What you're watching

« Previous Post | Show Tracker Home | Next Post »

President Obama calls on journalists to live up to Walter Cronkite's example

September 9, 2009 | 11:43 am

President Obama today exhorted the media to live up to the example set by the late Walter Cronkite, praising the veteran CBS anchor for embodying the credo that “journalism is more than just a profession; it is a public good vital to our democracy.”

Speaking at a memorial for Cronkite, hours before he is set to make his case for healthcare reform in a high-stakes address to a joint session of Congress, the president lauded the newsman for “his belief that the American people were hungry for the truth, unvarnished and unaccompanied by theater or spectacle.”

“He didn't believe in dumbing down,” Obama told a packed hall at Lincoln Center. “He trusted us.”

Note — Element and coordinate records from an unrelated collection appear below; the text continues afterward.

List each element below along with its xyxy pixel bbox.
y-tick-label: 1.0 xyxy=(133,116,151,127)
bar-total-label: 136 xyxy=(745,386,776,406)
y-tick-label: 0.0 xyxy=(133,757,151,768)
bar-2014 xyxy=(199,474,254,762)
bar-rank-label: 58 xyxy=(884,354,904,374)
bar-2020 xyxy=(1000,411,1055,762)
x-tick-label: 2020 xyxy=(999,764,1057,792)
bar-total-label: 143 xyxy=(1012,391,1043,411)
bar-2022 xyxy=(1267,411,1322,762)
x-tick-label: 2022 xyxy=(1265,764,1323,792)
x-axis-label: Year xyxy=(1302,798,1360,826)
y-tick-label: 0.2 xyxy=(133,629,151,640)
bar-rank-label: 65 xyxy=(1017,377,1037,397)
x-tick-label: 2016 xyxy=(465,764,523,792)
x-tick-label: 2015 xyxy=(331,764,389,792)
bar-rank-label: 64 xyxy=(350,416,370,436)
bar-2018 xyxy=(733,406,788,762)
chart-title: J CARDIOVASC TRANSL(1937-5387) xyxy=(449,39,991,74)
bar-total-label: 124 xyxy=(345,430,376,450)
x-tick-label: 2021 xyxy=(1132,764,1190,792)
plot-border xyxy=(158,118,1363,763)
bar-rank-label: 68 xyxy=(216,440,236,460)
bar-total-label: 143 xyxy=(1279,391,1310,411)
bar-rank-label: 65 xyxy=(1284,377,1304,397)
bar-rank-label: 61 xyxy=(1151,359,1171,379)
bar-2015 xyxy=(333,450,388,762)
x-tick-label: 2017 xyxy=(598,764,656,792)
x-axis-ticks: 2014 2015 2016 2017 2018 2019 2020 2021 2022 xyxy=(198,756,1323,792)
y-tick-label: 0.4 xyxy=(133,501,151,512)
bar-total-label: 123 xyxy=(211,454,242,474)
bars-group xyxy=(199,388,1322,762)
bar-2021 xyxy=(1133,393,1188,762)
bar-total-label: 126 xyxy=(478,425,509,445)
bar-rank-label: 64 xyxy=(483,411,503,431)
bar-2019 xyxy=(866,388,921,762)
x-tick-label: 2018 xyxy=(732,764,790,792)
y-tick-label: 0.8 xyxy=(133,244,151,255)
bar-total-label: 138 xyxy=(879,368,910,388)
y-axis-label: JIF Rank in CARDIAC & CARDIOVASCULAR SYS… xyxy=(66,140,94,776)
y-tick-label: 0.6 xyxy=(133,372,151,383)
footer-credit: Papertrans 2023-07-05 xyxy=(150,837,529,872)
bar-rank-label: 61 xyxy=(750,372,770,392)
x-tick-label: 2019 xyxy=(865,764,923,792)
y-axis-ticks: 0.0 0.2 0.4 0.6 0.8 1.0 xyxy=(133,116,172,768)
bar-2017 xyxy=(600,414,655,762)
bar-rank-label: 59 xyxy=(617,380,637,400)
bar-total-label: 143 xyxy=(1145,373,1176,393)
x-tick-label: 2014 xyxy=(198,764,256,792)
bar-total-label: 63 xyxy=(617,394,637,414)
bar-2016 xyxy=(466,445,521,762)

Noting the toll that financial pressures have taken on journalism, he bemoaned the proliferation of “instant commentary and celebrity gossip and the softer stories that Walter disdained, rather than the hard news and investigative journalism he championed.”

“ 'What happened today?’ is replaced with ‘Who won today?’ ” Obama said. “The public debate cheapens. The public trust falters. We fail to understand our world or one another as well as we should –- and that has real consequences in our own lives and in the life of our nation.”

Obama’s remarks came as he has been facing the sharpest media scrutiny yet of his young presidency, particularly of his administration’s handling of healthcare. Despite the intense focus on tonight’s congressional address, which is widely viewed as his last chance to sell the public on the need for reform, he spent the morning at the 2 1/2-hour Cronkite memorial, listening to tributes for the journalist known as “the most trusted man in America.”

In his remarks, the president said he was confident that Cronkite would have been able to “cut through the murky noise of the blogs and the tweets and the sound bites to shine the bright light on substance.”

“If we choose to live up to Walter's example,” he said, “if we realize that the kind of journalism he embodied will not simply rekindle itself as part of a natural cycle, but will come alive only if we stand up and demand it and resolve to value it once again, then I'm convinced that the choice between profit and progress is a false one -- and that the golden days of journalism still lie ahead.”